= Optimism Monthly Magazine =

Optimism Monthly was a Czech not-for-profit literary magazine, which from 1995 to 2009 published poetry, prose, and art by Prague-based and international writers. When operational, Optimism published a new edition each month for ten months of the year. Each issue was published in English and contained writers from across Europe, as far east as Bulgaria, as well as American and Australian authors. It sold for 49 Czech crowns in English-Language book stores across Prague, Europe, the United States and Australia. As of 2009, it had published works by over one hundred and thirty writers. It was started by an American, Tim Otis, who was joined after the second issue by another American, Thomas Alan Ward, as editor, after issue 30, Ward was replaced by Laura Conway. There were a total of 49 issues.

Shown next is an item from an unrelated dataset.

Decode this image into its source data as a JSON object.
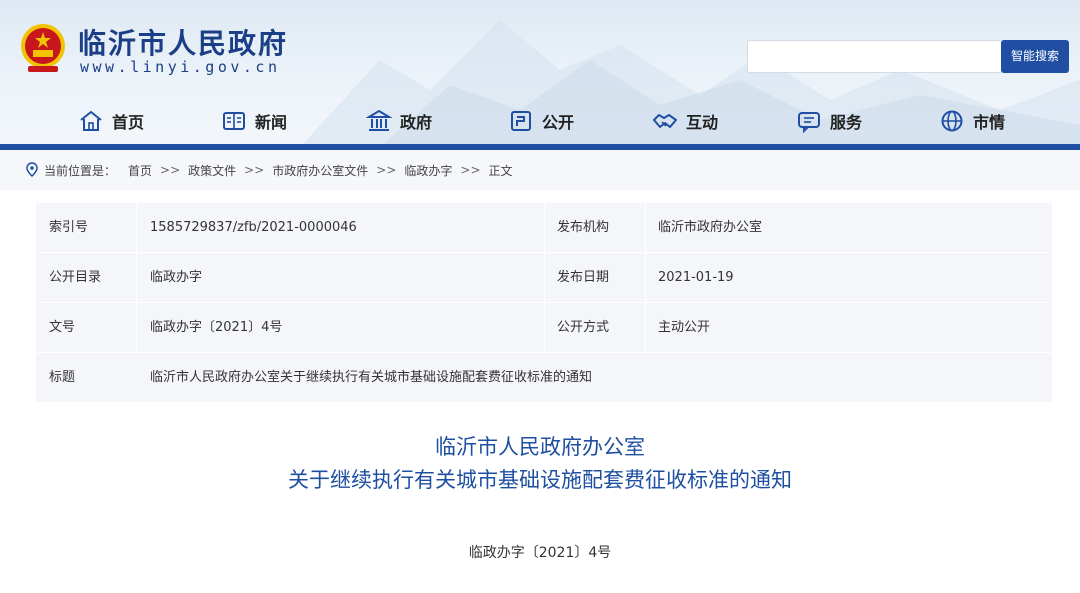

Though now defunct, the magazine persists in a virtual form via its website, where a pdf file of the latest edition is available to download. The website maintains its original product description, and has released a notice (dated from both 2003 and 2009 on different pages of the website) concerning its future publication:

While Optimism Monthly no longer publishes a monthly hard copy version, many back issues are still available through the above address. The cost is US$5 per back issue which includes overseas first class air mail delivery within three weeks. The understock [sic] of the publication continues to sell locally at THE GLOBE BOOKSTORE AND CAFE and at SHAKESPEARE & SONS. The literary community continues to embrace Optimism Monthly as one of the flagship publications for the English speaking creative community. An anthology of the publications print run is being compiled for release at a later date. Many of the featured writers in Optimism Monthly have gone on to larger audiences with their own published works.